Kuran-i Kerim Suresi Enbiya ayet 100
Qur'an Surah Al-Anbya Verse 100
Enbiya [21]: 100 ~ TÜRKÇE - DİYANET KURAN MEALİ (Word by Word)
لَهُمْ فِيْهَا زَفِيْرٌ وَّهُمْ فِيْهَا لَا يَسْمَعُوْنَ (الأنبياء : ٢١)
- lahum
- لَهُمْ
- For them
- onlar için vardır
- fīhā
- فِيهَا
- therein
- orada
- zafīrun
- زَفِيرٌ
- (is) sighing
- bir inleme
- wahum
- وَهُمْ
- and they
- ve onlar
- fīhā
- فِيهَا
- therein
- orada
- lā
- لَا
- not
- hiçbir şey
- yasmaʿūna
- يَسْمَعُونَ
- will hear
- işitmezler
Transliteration:
Lahum feehaa zafeerunw wa hum feehaa laa yasma'oon(QS. al-ʾAnbiyāʾ:100)
English Sahih International:
For them therein is heavy sighing, and they therein will not hear. (QS. Al-Anbya, Ayah 100)
Diyanet Isleri:
Orada onlara ah etmek vardır; birşey de işitemezler. (Enbiya, ayet 100)
Abdulbaki Gölpınarlı
Orada şiddetle inleyerek nefes alacak onlar ve onlar, orada hiçbir şey duymayacaklar.
Adem Uğur
Orada onlara inim inim inlemek düşer. Yine onlar orada (hiçbir iyi haber) duymazlar.
Ali Bulaç
Orda kendileri için, 'kemikleri çatırdatan inlemeler' vardır. Onlar orda işitmezler de.
Ali Fikri Yavuz
Öyle ki, o putlara tapanların, orada iniltileri vardır, ve onlar orada hiç bir merhamet sesi duymazlar.
Celal Yıldırım
Onlara, orada ah, vah edip inlemek vardır ve orada bir şey de işitmiyeceklerdir.
Diyanet Vakfı
Orada onlara inim inim inlemek düşer. Yine onlar orada (hiçbir iyi haber) duymazlar.
Edip Yüksel
Onlar için orada iç çekip inlemek vardır; hiç bir şey de işitemezler.
Elmalılı Hamdi Yazır
Orada onların bir inlemeleri vardır. Bunlar orada (sağır olup) bir şey de işitemezler.
Fizilal-il Kuran
Onlar orada hırıltılı sesler çıkararak inleyeceklerdir ve kulakları hiçbir ses işitemeyecektir.
Gültekin Onan
Orda kendileri için ´kemikleri çatırdatan inlemeler´ vardır.

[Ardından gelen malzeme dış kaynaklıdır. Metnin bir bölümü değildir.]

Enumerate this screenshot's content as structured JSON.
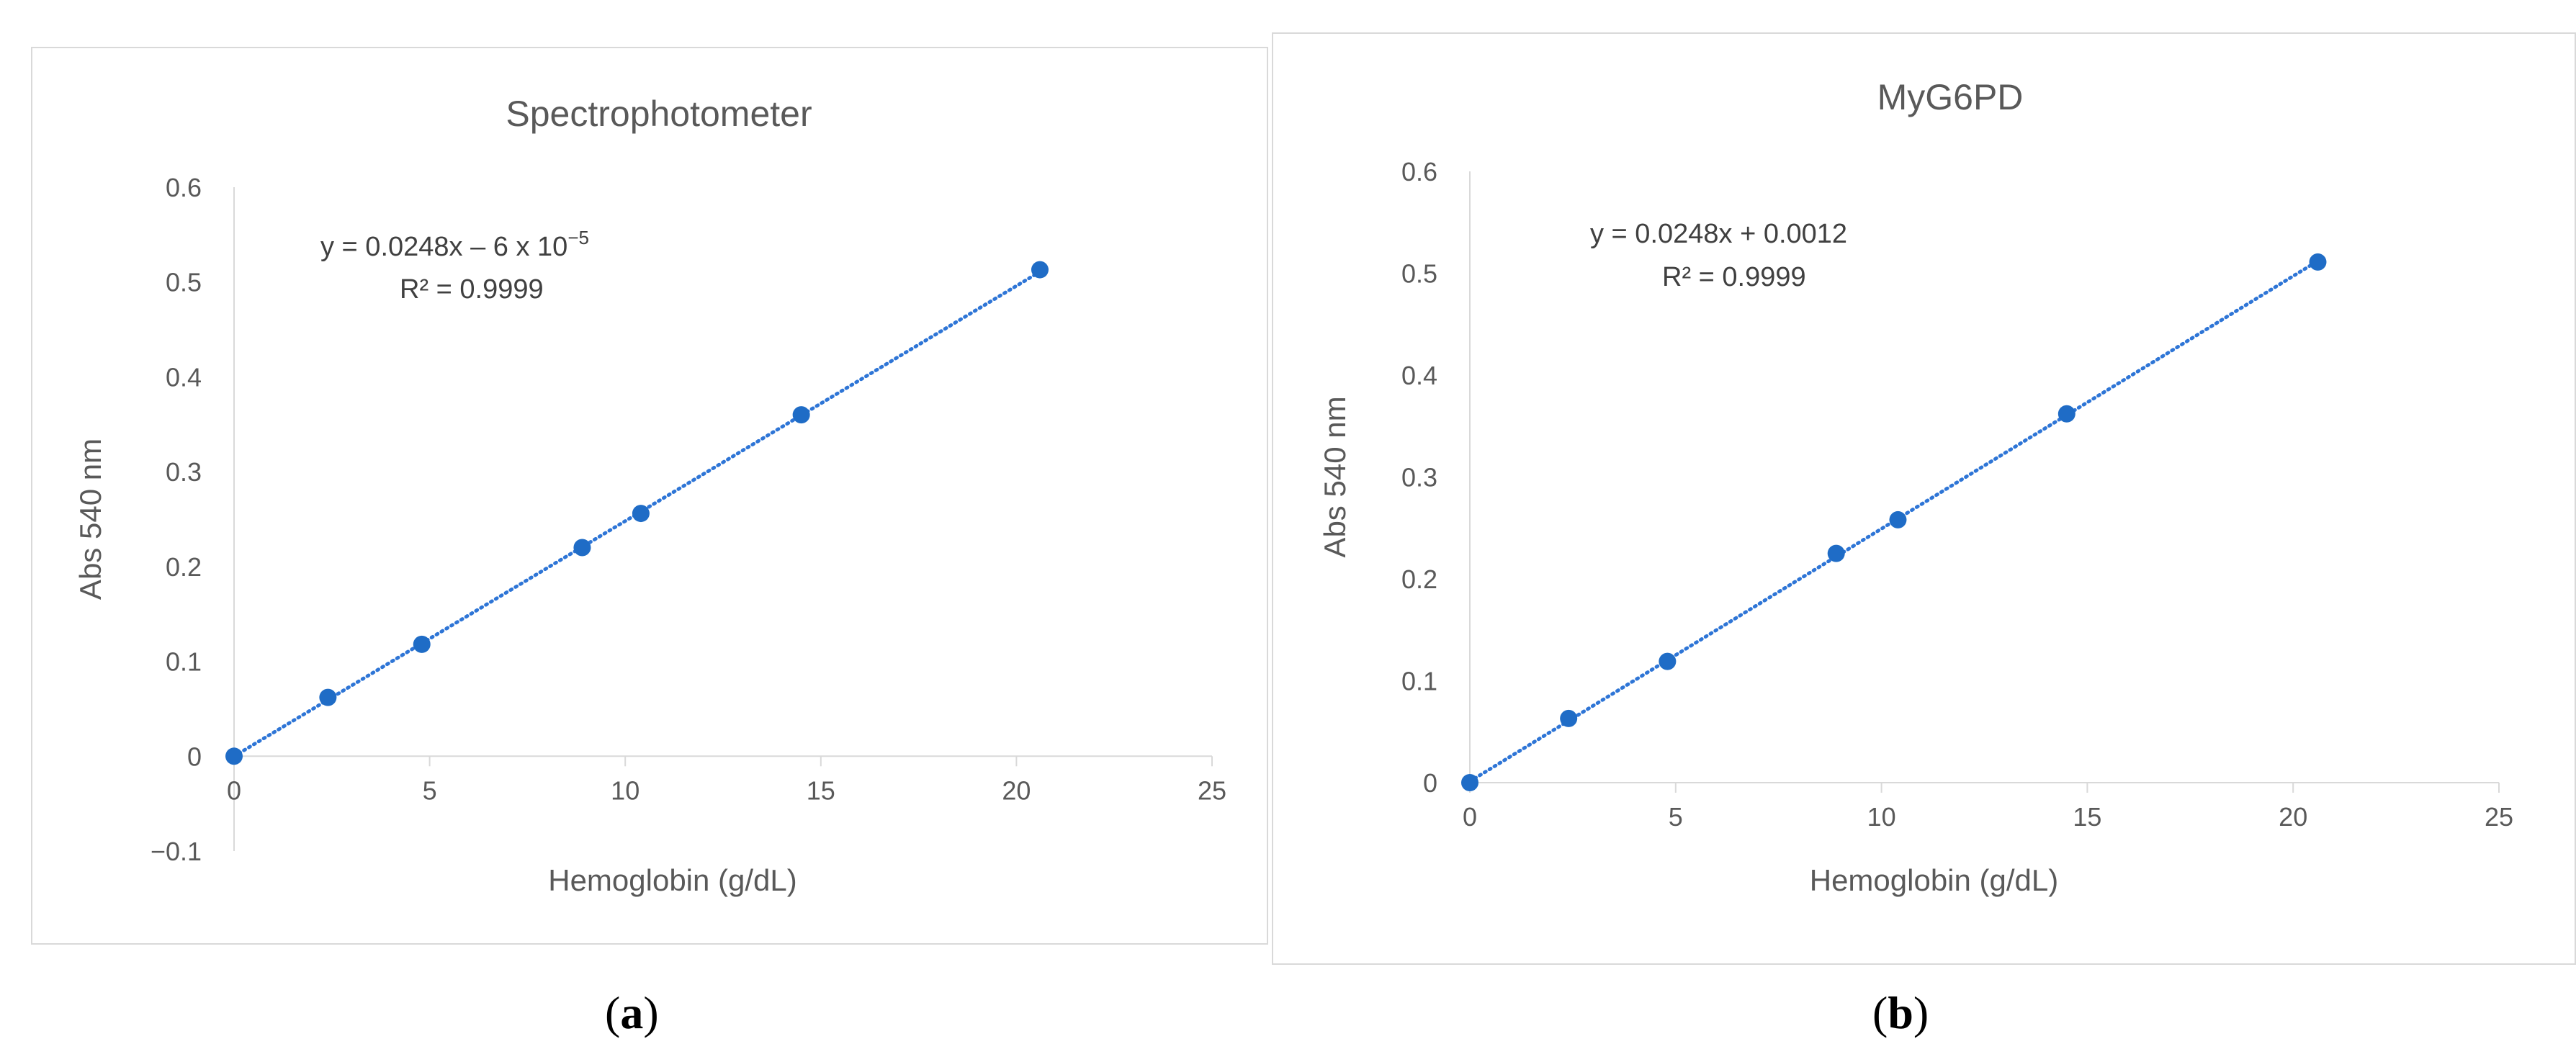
{
  "colors": {
    "series": "#1f6cc6",
    "trendline": "#2e75d6",
    "axis": "#d9d9d9",
    "text": "#595959"
  },
  "chart_data": [
    {
      "type": "scatter",
      "title": "Spectrophotometer",
      "xlabel": "Hemoglobin (g/dL)",
      "ylabel": "Abs 540 nm",
      "xlim": [
        0,
        25
      ],
      "ylim": [
        -0.1,
        0.6
      ],
      "xticks": [
        0,
        5,
        10,
        15,
        20,
        25
      ],
      "yticks": [
        -0.1,
        0,
        0.1,
        0.2,
        0.3,
        0.4,
        0.5,
        0.6
      ],
      "ytick_labels": [
        "−0.1",
        "0",
        "0.1",
        "0.2",
        "0.3",
        "0.4",
        "0.5",
        "0.6"
      ],
      "grid": false,
      "x": [
        0,
        2.4,
        4.8,
        8.9,
        10.4,
        14.5,
        20.6
      ],
      "y": [
        0,
        0.062,
        0.118,
        0.22,
        0.256,
        0.36,
        0.513
      ],
      "trendline": {
        "slope": 0.0248,
        "intercept": -6e-05,
        "style": "dotted"
      },
      "equation": {
        "main": "y = 0.0248x – 6 x 10",
        "sup": "−5",
        "r2": "R² = 0.9999"
      },
      "panel_label": "a"
    },
    {
      "type": "scatter",
      "title": "MyG6PD",
      "xlabel": "Hemoglobin (g/dL)",
      "ylabel": "Abs 540 nm",
      "xlim": [
        0,
        25
      ],
      "ylim": [
        0,
        0.6
      ],
      "xticks": [
        0,
        5,
        10,
        15,
        20,
        25
      ],
      "yticks": [
        0,
        0.1,
        0.2,
        0.3,
        0.4,
        0.5,
        0.6
      ],
      "ytick_labels": [
        "0",
        "0.1",
        "0.2",
        "0.3",
        "0.4",
        "0.5",
        "0.6"
      ],
      "grid": false,
      "x": [
        0,
        2.4,
        4.8,
        8.9,
        10.4,
        14.5,
        20.6
      ],
      "y": [
        0,
        0.063,
        0.119,
        0.225,
        0.258,
        0.362,
        0.511
      ],
      "trendline": {
        "slope": 0.0248,
        "intercept": 0.0012,
        "style": "dotted"
      },
      "equation": {
        "main": "y = 0.0248x + 0.0012",
        "sup": "",
        "r2": "R² = 0.9999"
      },
      "panel_label": "b"
    }
  ]
}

Onlar orda işitmezler de.
Hasan Basri Çantay
Orada (hakları) inim inim inlemekdir onların (tapılanların). Bunlar orada da (sağır olub bir şey) duymayacaklardır.
İbni Kesir
Orada inim inim inleyecekler ve bir şey de işitmeyeceklerdir.
İskender Ali Mihr
Onlar, orada (ızdırap ile) inlerler. Ve onlar, orada (bir şey) işitmezler.
Muhammed Esed
Orada onların payına ah edip inlemek düşecek; ve orada (başka) bir şey işitmeyecekler.
Muslim Shahin
Orada onlara inim inim inlemek düşer. Yine onlar orada (hiçbir iyi haber) duymazlar.
Ömer Nasuhi Bilmen
Onlar için orada gayet şiddetli bir nefes alma vardır ve onlar orada (hiçbir şey) işitemezler.
Rowwad Translation Center
Onların orada ah edip, derin bir iç çekişleri vardır! Onlar orada hiçbir şey işitmezler.
Şaban Piriş
Orada inim inim inleyecekler ve hiçbir şey işitmeyeceklerdir.
Shaban Britch
Onlar için bir inleme ve soluma vardır! Ve onlar orada (hiçbir şey) işitmezler.
Suat Yıldırım
Onlar orada inim inim inleyecekler, kendilerini sevindirecek hiçbir haber de işitmeyeceklerdir.
Süleyman Ateş
Onlar için bir inleme ve soluma vardır! Ve onlar orada (azabın dehşeti içinde hiçbir şey) işitmezler.
Tefhim-ul Kuran
Orda kendileri için, ´kemikleri çatırdatan inlemeler´ vardır. Onlar orda işitmezler de.
Yaşar Nuri Öztürk
Onlar için orada derin bir iç çekiş var. Ve onlar orada hiçbir şey işitmezler.